If you’ve successfully expunged, or sealed, your criminal record, in most situations you can answer “No” when asked whether you have a record. But what happens when someone—a potential employer, or a prosecutor, for example—asks that any records pertaining to you be disclosed to them? Will the court (or the clerk in the records office) always say “No record,” in spite of the order of expungement? That depends on the law in your state and who’s doing the asking.
Below are common examples of when your sealed or expunged record will come to light.
Many states that allow convicted defendants to expunge their records offer the remedy only once. After that, records of criminal convictions cannot be sealed. Logically, in order to determine whether your current request to seal a record is your first, a court will need to look through its files to see whether you’ve done this already, so your “expunged record” will be accessible for this purpose.
Many offenses become more serious when the defendant has a prior conviction on his record, for that offense or for another one. For example, petty theft (theft of property worth less than a specified amount, often $500) is usually charged as a misdemeanor when it’s the defendant’s first such charge. But if the defendant has a petty theft conviction on his record, he can be charged with “petty with a prior,” which can elevate the offense to a felony.
Clearly, in order to know whether “petty with a prior” is an appropriate charge, a prosecutor needs access to the defendant’s criminal record. In this situation, even an expunged petty theft conviction will be accessible to the prosecutor, and usable to substantiate the heftier subsequent charge.
If you get into trouble with the law again, you may find yourself facing sentencing. Many times, sentences will be increased for repeat offenders. Much as a prosecutor can gain access to your record to determine whether an enhanced charge is appropriate, so too can a prosecutor and judge consider “expunged” records when asking for and choosing a sentence for a subsequent conviction. Prior convictions can also eliminate the option for “diversion” (counseling in place of a trial) or probation. Felony priors that count as “strikes” in a state’s Three Strikes sentencing scheme will never go away, even if expunged (which is rare).
Many states, and the federal government, allow disclosure of an expunged record in limited situations in which the public good is balanced against the individual’s expectation that the expunged record will remain off-limits. For example, records might become available during background screening for government positions, such as court administrative jobs; or positions with a juvenile court or agency delivering juvenile services. Sealed records might be available to law enforcement in the course of their investigation of a possible crime, and to agencies that review handgun license applications.

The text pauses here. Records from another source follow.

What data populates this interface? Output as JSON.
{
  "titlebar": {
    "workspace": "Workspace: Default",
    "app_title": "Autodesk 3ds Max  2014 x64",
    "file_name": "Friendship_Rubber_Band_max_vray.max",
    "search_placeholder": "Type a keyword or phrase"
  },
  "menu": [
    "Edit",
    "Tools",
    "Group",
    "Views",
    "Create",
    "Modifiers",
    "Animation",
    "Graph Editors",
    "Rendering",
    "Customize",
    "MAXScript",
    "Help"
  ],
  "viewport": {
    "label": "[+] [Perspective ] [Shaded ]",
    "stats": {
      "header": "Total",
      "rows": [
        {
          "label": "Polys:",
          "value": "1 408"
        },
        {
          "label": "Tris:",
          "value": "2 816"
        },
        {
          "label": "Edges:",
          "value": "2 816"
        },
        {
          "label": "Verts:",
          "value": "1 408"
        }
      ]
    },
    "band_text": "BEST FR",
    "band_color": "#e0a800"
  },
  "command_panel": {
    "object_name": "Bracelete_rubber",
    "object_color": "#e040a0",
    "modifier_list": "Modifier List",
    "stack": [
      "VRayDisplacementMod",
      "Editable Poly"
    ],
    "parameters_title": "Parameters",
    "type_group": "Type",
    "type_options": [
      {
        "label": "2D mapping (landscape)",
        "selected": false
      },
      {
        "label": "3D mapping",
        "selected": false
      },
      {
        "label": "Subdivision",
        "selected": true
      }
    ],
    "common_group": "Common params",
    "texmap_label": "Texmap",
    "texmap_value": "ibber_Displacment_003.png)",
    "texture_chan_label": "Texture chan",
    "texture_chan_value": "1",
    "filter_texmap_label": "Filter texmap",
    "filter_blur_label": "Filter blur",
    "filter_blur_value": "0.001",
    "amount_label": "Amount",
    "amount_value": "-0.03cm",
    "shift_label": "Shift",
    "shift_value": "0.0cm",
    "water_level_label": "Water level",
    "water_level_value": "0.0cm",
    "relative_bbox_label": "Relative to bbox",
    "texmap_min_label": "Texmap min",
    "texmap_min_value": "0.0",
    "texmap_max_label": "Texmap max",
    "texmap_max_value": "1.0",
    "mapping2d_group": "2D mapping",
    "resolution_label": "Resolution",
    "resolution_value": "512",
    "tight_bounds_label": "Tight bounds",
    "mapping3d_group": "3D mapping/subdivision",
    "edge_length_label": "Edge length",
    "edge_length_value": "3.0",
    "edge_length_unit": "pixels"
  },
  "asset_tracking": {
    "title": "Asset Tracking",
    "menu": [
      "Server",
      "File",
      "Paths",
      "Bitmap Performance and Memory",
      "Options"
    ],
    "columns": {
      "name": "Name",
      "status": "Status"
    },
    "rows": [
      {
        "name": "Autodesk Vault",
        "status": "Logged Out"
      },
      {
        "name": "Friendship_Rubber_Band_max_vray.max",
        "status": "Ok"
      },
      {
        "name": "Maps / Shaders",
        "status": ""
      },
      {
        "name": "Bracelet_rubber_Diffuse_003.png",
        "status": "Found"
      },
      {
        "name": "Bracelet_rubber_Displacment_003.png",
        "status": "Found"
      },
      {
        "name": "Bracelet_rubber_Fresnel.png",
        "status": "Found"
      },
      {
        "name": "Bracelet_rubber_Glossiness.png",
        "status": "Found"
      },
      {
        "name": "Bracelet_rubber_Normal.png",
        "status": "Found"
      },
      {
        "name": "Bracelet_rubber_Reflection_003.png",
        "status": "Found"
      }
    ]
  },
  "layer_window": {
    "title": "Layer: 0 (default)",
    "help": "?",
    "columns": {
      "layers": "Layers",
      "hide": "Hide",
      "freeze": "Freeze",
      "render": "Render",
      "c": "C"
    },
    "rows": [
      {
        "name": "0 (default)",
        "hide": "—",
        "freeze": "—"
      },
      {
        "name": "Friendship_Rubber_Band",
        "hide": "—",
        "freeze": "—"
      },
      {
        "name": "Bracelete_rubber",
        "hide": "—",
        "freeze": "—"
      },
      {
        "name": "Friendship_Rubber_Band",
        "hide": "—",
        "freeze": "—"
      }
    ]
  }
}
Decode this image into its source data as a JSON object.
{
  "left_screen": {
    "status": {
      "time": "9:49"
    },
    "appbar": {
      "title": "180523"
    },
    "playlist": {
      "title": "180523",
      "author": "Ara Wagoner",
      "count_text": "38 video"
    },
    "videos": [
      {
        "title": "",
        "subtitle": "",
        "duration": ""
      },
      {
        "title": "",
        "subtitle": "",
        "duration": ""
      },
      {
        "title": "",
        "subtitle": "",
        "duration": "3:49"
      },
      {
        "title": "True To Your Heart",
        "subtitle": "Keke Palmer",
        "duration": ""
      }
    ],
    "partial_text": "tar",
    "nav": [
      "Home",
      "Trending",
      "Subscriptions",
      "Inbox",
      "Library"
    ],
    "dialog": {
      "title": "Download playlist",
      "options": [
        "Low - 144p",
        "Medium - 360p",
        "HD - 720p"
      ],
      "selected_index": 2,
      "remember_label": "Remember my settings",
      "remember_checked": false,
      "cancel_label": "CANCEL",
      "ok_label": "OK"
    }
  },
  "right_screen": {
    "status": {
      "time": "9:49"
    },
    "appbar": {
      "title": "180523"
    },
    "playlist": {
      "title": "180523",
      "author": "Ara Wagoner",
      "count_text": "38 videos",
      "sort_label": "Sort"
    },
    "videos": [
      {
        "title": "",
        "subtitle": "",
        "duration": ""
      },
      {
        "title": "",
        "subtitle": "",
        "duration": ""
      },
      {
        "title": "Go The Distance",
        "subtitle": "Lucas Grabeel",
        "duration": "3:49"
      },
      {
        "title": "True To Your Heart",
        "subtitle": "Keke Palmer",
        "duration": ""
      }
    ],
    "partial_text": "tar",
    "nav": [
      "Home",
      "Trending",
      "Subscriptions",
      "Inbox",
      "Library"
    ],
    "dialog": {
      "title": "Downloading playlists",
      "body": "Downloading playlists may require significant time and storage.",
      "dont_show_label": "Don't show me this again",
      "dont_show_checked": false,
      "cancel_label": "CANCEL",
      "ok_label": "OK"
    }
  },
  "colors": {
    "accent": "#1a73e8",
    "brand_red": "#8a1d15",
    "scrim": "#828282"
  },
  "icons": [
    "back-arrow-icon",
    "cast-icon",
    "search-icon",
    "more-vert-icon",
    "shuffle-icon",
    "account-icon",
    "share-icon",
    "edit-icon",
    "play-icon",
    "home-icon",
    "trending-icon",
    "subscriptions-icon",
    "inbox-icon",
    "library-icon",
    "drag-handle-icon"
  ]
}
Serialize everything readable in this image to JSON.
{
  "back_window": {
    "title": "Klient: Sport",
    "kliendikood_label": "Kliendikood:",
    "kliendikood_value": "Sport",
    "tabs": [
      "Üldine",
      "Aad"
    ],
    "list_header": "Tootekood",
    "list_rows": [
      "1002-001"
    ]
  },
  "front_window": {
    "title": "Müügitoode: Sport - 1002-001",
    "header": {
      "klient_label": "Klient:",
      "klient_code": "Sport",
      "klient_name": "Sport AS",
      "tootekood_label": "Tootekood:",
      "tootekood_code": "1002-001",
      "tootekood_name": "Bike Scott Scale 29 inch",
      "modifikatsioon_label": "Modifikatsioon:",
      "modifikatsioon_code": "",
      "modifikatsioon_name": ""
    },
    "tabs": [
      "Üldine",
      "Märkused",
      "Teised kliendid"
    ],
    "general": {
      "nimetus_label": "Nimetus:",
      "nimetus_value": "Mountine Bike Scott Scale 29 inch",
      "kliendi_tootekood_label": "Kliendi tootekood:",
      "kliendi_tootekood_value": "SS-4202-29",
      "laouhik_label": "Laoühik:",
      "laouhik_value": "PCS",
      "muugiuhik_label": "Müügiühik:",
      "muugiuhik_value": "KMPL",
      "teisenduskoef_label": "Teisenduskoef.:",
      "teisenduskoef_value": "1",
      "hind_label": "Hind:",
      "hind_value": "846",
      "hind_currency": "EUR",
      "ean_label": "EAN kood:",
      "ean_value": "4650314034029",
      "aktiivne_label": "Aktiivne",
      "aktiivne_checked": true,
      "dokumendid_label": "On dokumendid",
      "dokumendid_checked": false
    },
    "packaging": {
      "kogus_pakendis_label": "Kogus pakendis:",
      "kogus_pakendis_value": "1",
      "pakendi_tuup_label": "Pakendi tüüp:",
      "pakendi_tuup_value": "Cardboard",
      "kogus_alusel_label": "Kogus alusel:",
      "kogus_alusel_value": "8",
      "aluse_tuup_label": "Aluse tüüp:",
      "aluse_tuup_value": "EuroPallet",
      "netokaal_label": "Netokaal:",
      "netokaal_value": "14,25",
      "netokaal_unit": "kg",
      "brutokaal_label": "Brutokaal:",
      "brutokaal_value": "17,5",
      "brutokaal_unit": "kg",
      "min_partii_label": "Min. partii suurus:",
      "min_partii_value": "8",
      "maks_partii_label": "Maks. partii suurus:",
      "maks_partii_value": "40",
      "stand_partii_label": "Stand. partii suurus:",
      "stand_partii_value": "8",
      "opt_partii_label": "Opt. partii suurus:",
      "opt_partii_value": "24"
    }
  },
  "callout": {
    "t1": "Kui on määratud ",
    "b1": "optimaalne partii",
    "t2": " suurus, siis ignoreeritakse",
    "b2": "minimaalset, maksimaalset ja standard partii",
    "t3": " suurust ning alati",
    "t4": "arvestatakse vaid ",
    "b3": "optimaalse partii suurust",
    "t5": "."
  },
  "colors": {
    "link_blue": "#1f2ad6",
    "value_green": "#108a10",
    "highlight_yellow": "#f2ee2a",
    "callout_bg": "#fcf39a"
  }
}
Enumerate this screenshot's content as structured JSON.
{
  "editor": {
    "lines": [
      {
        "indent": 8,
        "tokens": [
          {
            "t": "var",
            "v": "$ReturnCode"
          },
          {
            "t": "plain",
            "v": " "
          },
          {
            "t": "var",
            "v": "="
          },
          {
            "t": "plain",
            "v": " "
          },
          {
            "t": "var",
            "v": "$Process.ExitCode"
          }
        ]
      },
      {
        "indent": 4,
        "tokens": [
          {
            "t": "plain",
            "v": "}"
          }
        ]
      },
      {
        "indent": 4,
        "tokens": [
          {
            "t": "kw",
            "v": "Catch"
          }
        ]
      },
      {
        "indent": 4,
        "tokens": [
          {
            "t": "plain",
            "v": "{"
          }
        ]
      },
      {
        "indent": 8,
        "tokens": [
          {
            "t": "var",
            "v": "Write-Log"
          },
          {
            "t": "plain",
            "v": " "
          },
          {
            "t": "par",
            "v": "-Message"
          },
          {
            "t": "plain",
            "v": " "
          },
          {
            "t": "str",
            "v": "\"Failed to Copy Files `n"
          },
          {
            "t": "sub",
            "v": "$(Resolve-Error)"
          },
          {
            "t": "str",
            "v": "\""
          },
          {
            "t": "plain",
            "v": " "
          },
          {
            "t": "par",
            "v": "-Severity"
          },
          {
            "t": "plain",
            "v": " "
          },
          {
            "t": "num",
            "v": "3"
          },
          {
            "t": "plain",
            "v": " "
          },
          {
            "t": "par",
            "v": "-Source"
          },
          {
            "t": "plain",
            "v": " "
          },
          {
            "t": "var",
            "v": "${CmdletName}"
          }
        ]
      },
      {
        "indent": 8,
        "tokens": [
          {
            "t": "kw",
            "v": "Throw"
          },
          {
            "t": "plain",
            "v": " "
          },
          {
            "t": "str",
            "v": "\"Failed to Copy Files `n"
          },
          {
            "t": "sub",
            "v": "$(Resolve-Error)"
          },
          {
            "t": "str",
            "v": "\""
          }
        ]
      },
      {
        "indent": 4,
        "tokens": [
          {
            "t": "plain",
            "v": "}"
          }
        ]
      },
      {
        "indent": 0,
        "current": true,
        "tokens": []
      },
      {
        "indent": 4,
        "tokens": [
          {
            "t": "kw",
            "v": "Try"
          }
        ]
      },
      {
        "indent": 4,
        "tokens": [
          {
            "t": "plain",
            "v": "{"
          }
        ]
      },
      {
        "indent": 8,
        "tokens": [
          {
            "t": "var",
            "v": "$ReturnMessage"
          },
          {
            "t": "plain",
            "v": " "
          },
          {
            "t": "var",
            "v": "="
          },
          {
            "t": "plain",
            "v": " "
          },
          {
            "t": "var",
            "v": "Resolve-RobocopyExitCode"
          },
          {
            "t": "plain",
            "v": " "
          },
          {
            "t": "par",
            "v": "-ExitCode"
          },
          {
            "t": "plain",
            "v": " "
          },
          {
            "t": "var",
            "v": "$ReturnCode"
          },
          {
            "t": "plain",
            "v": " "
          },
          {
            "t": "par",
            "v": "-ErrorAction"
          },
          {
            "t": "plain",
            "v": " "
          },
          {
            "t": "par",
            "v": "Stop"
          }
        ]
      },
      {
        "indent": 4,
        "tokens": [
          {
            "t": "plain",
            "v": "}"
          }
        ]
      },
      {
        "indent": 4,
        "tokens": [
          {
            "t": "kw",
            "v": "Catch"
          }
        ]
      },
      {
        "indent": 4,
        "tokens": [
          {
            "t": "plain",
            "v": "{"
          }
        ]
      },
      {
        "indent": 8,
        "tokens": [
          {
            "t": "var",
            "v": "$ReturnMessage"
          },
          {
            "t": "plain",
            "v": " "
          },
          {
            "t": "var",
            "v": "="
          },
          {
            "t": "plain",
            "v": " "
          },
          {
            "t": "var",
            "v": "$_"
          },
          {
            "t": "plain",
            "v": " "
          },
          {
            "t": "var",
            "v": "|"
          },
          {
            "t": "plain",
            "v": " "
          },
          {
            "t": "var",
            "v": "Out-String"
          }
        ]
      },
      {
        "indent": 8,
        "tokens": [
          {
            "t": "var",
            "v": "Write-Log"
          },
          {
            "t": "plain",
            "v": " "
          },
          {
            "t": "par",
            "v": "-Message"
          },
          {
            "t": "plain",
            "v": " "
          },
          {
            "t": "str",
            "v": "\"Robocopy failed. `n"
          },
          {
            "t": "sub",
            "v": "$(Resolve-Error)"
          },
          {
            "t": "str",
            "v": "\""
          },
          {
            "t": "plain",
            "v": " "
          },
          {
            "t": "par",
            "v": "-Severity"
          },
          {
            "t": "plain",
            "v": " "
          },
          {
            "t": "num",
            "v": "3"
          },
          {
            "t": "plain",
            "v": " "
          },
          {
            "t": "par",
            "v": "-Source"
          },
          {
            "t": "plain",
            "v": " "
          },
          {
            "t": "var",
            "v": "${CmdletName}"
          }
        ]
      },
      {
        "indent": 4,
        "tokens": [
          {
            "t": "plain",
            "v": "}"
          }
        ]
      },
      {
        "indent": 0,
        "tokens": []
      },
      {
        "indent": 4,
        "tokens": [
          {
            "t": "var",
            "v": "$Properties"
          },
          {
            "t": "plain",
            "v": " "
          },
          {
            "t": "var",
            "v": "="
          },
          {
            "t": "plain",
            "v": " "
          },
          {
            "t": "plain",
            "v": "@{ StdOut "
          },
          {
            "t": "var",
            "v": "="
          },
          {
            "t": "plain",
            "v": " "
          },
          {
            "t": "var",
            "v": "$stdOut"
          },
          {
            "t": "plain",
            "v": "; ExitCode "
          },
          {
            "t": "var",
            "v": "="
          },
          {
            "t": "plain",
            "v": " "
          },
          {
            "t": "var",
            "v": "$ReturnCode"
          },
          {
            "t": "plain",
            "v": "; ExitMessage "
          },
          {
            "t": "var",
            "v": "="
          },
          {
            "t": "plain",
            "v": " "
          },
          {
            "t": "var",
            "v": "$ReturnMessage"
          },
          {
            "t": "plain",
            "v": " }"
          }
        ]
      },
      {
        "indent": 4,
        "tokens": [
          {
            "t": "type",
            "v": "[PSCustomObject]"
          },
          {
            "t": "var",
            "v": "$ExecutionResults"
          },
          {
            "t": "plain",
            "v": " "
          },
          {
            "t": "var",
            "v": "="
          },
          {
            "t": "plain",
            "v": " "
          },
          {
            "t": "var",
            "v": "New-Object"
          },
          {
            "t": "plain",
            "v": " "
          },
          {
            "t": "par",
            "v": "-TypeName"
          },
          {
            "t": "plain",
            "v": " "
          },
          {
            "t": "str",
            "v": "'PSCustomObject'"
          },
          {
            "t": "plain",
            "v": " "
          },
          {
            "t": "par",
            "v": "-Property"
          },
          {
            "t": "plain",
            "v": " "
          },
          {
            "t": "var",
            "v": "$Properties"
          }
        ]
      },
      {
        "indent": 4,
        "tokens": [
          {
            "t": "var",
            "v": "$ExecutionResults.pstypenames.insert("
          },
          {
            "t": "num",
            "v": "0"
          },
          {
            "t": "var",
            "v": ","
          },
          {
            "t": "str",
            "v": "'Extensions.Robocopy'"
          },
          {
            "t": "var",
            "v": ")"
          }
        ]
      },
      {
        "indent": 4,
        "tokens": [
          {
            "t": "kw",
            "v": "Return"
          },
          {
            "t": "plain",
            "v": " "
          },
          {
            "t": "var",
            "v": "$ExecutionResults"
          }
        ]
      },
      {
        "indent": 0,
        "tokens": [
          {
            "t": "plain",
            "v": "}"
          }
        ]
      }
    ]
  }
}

In some states, individuals who want to work as public school teachers, corrections guards, or police officers should expect that their employers will have access to expunged records. Agencies reviewing applications for professional licenses, including law, pharmacy, or medicine, may also have access.
When someone testifies at a trial or other court proceeding, the opposition often tries to discredit the witness by bringing up unsavory, but relevant, aspects of his or her past. Historically, if a witness had any felony convictions, the jury could be told, on the theory that anyone who had broken the law so seriously might not be an honest witness.
Modern rules from state to state limit the types of felonies that can be disclosed, but generally speaking, those that reflect on a person’s honesty (known as “moral turpitude convictions) are often fair game—even when the conviction has been expunged.
Sometimes expunged records become relevant in civil cases, such as libel. For example, suppose a newspaper reports on a citizen’s prior conviction for a crime. If that conviction had been expunged, can the citizen bring a libel action against the newspaper? Courts have answered this question differently; those that have not allowed a libel suit to prevail have relied on the established defense that the truth of the statement will defeat a libel suit. Sometimes, the court that hears the libel case is the same one that ordered the plaintiff's record expunged. These courts are in the interesting position of having first expunged a conviction (decreeing that it never occurred), then ruling that a recitation of the event is the truth.